Eine nach Hause mitgenommene Pralinen-Box bringt am nächsten Tag noch ein paar überraschend gute Petit-Fours zum Vorschein, u. a. einen sehr guten Canelé, die Kuchenspezialität aus Bordeaux.
Ich bin gerne Gast in Restaurants. Ich liebe es ganz prinzipiell, auswärts zu essen. Und selbst wenn das Essen nicht meinen Erwartungen entspricht, ist das kein Beinbruch, sondern erweitert den kulinarischen Horizont. Ich sitze ja nicht den ganzen Abend grimmig auf meinem Stuhl und rege mich auf. Aber über diesen Abend ärgere ich mich maßlos. Ich ärgere mich darüber, bei einer Investition von dreihundertfünfzig Euro auch nur eine einzige miserable Zutat untergejubelt zu bekommen.
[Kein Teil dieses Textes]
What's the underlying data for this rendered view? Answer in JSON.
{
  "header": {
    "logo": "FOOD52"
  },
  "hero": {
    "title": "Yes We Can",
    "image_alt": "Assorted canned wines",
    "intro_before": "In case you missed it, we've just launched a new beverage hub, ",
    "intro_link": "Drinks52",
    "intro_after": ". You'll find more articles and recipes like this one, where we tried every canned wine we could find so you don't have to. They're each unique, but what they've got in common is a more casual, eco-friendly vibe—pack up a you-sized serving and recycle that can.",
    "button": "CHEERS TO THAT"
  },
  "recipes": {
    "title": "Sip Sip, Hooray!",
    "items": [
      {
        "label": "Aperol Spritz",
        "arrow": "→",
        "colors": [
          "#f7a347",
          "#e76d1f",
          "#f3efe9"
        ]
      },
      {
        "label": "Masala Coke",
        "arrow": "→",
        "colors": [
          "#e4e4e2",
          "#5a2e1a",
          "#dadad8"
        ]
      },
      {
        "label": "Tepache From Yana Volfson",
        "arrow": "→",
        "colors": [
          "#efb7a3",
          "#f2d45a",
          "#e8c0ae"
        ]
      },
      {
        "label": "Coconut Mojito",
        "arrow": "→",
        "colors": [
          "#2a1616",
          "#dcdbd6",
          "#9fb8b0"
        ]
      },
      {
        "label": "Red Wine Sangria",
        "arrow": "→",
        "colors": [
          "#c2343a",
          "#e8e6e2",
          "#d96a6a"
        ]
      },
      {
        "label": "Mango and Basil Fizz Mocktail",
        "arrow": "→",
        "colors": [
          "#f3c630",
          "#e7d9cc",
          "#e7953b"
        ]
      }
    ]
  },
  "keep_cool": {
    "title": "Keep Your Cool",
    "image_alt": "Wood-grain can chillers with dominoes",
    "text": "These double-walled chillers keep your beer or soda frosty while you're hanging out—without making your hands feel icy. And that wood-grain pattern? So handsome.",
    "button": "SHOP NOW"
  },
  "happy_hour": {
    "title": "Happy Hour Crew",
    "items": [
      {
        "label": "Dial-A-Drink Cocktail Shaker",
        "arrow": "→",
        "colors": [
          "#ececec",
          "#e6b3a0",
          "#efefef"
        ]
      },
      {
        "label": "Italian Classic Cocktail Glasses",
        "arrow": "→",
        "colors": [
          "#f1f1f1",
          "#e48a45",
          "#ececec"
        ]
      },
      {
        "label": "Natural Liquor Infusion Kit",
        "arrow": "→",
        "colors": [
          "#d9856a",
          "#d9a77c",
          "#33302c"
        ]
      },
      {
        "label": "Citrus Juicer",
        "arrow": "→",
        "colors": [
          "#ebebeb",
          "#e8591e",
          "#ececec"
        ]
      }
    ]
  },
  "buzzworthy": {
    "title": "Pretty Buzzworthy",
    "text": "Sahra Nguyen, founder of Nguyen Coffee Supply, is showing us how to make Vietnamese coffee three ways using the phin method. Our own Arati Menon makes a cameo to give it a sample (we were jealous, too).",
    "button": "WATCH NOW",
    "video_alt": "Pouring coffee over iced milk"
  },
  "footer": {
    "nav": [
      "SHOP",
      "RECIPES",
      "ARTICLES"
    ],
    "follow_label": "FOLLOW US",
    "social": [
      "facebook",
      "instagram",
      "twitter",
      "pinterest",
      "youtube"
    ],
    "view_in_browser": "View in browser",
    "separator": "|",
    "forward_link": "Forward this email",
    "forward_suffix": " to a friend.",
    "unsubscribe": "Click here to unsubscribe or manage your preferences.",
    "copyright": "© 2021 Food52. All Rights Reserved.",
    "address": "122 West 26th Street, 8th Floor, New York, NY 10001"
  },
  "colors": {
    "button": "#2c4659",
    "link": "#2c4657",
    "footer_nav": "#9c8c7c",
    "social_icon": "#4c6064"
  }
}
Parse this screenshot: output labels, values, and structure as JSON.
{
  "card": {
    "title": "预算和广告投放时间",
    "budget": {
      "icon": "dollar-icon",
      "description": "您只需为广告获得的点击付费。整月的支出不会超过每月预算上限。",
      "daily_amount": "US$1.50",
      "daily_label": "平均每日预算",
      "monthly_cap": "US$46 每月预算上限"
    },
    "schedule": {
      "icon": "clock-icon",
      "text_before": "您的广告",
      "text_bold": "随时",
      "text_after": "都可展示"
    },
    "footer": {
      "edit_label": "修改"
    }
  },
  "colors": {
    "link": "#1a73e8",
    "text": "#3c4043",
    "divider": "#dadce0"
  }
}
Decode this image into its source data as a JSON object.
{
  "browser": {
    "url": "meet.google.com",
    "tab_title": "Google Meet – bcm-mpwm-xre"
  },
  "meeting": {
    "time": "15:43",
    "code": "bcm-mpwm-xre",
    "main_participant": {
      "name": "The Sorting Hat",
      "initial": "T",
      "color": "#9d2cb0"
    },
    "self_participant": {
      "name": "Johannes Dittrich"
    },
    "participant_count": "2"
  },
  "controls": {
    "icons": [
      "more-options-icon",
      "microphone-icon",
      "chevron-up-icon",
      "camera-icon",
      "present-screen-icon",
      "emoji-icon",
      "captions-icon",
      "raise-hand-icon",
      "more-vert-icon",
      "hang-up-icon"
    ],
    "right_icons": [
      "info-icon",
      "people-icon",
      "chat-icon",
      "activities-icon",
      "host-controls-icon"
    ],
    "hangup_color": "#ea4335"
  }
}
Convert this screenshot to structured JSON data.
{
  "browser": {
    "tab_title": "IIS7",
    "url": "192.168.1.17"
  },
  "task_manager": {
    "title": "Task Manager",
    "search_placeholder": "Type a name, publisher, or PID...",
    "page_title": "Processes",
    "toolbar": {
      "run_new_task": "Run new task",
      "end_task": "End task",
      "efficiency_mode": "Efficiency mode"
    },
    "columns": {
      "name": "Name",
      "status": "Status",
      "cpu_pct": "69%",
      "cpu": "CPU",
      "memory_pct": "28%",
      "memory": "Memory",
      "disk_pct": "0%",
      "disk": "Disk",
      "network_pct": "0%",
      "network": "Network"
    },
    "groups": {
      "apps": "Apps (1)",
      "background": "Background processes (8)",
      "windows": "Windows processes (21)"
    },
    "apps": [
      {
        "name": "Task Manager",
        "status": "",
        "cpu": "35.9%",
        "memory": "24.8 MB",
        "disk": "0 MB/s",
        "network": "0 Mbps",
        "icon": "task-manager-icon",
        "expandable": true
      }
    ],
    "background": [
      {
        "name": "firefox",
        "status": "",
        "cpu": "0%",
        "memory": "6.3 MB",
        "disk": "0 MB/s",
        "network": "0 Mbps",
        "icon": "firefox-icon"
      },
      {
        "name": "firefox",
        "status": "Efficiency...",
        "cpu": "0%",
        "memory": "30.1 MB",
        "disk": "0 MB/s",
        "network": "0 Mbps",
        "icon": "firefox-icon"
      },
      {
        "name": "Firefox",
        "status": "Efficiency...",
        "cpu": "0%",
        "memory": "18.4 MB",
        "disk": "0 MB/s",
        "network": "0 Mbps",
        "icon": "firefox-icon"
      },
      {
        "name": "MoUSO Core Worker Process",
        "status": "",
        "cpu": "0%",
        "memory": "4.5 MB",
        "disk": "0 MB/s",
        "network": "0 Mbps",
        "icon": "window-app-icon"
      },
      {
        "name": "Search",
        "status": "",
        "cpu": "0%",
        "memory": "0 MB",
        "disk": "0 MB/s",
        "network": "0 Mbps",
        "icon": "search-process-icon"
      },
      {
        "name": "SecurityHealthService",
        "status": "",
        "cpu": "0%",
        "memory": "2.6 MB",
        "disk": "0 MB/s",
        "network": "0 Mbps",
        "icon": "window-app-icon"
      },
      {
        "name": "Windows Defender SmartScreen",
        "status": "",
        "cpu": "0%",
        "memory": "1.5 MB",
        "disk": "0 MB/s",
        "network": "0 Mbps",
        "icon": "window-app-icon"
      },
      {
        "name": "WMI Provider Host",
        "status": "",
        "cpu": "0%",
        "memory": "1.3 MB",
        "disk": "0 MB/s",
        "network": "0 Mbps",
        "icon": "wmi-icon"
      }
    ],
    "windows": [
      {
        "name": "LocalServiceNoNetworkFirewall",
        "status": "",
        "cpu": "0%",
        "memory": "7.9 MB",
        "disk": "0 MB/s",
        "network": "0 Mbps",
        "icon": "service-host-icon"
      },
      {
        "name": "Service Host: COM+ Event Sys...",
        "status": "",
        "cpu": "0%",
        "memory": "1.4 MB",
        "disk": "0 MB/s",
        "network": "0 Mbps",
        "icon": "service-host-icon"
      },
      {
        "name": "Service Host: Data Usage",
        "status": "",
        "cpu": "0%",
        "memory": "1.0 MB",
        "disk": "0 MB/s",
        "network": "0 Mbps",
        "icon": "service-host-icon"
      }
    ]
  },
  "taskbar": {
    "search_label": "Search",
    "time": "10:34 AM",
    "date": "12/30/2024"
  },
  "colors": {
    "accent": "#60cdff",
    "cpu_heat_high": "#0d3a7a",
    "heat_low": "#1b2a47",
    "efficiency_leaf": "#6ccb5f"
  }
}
Ich ärgere mich darüber, dass das anderen Gästen genauso wiederfährt, und ich ärgere mich darüber, dass viele von ihnen das dann für „Sterneküche“ halten. Aber das ist sie hier, ganz offiziell. Was die Inspektoren vom Guide bei ihrer Entscheidung konsumiert haben, muss wirklich von feinster Qualität gewesen sein.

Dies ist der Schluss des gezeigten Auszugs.